I think in general this is true for $\sqrt{m}$ where $m$ is not a perfect square in the integral domain $\mathbb{Z}+\mathbb{Z}\sqrt{m}$ . Irreducibly is easy when we have $\mathbb{Z}+\mathbb{Z}i\sqrt{m}$ since there we use the modulus technique but I'm stuck here.
What I tried: $\sqrt{10}=(a+b\sqrt{10})(c+d\sqrt{10})$ from here I concluded that $ad+bc=1$ and $ac+10bd=0$. I have tried this method further but I didn't get anywhere. Is this the right way or there are better techniques?

Answer 1

Consider the norm map $$ N:\Bbb Z[\sqrt{10}]\longrightarrow\Bbb Z,\qquad N(a+b\sqrt{10})=(a+b\sqrt{10})(a-b\sqrt{10})=a^2-10b^2. $$ The reason why this map is important is because it is multiplicative, namely $$ N(xy)=N(x)N(y) $$ for all $x$, $y$. Now if an element decomposes as $z=xy$, the above gives a condition on norms.
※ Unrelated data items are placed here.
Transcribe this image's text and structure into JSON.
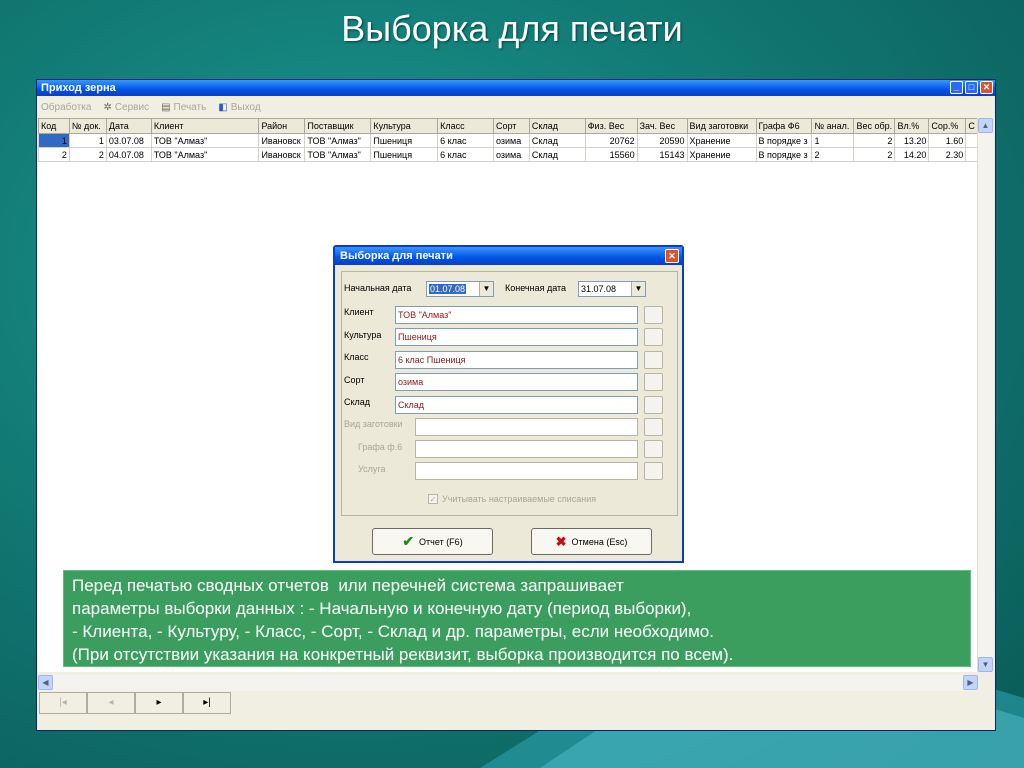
{
  "slide": {
    "title": "Выборка для печати",
    "caption_lines": [
      "Перед печатью сводных отчетов  или перечней система запрашивает",
      "параметры выборки данных : - Начальную и конечную дату (период выборки),",
      "- Клиента, - Культуру, - Класс, - Сорт, - Склад и др. параметры, если необходимо.",
      "(При отсутствии указания на конкретный реквизит, выборка производится по всем)."
    ]
  },
  "app": {
    "title": "Приход зерна",
    "menu": {
      "processing": "Обработка",
      "service": "Сервис",
      "print": "Печать",
      "exit": "Выход"
    },
    "columns": [
      "Код",
      "№ док.",
      "Дата",
      "Клиент",
      "Район",
      "Поставщик",
      "Культура",
      "Класс",
      "Сорт",
      "Склад",
      "Физ. Вес",
      "Зач. Вес",
      "Вид заготовки",
      "Графа Ф6",
      "№ анал.",
      "Вес обр.",
      "Вл.%",
      "Сор.%",
      "С"
    ],
    "rows": [
      [
        "1",
        "1",
        "03.07.08",
        "ТОВ \"Алмаз\"",
        "Ивановск",
        "ТОВ \"Алмаз\"",
        "Пшениця",
        "6 клас",
        "озима",
        "Склад",
        "20762",
        "20590",
        "Хранение",
        "В порядке з",
        "1",
        "2",
        "13.20",
        "1.60",
        ""
      ],
      [
        "2",
        "2",
        "04.07.08",
        "ТОВ \"Алмаз\"",
        "Ивановск",
        "ТОВ \"Алмаз\"",
        "Пшениця",
        "6 клас",
        "озима",
        "Склад",
        "15560",
        "15143",
        "Хранение",
        "В порядке з",
        "2",
        "2",
        "14.20",
        "2.30",
        ""
      ]
    ],
    "nav": {
      "first": "|◂",
      "prev": "◂",
      "next": "▸",
      "last": "▸|"
    }
  },
  "dialog": {
    "title": "Выборка для печати",
    "start_date_label": "Начальная дата",
    "start_date": "01.07.08",
    "end_date_label": "Конечная дата",
    "end_date": "31.07.08",
    "client_label": "Клиент",
    "client": "ТОВ \"Алмаз\"",
    "crop_label": "Культура",
    "crop": "Пшениця",
    "class_label": "Класс",
    "class_value": "6 клас Пшениця",
    "sort_label": "Сорт",
    "sort_value": "озима",
    "warehouse_label": "Склад",
    "warehouse": "Склад",
    "procurement_label": "Вид заготовки",
    "f6_label": "Графа ф.6",
    "service_label": "Услуга",
    "checkbox_label": "Учитывать настраиваемые списания",
    "report_button": "Отчет (F6)",
    "cancel_button": "Отмена (Esc)"
  }
}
Now $N(\sqrt{10})=10$, so for any decomposition $\sqrt{10}=xy$ we would have $$ N(x)=\pm 2\qquad N(y)=\pm5 $$ At this point you should convince yourself that there are no elements of norm $\pm5$.

---

[Two answers where posted while I was writing this]

Answer 2

Hint: Use (or prove) that the norm $N(a+b\sqrt{10})=a^2-10b^2\in\mathbb Z$ is multiplicative: $N(\alpha\beta)=N(\alpha)N(\beta)$. Then argue that $10=N(\sqrt{10})$ cannot be written as a product of norms.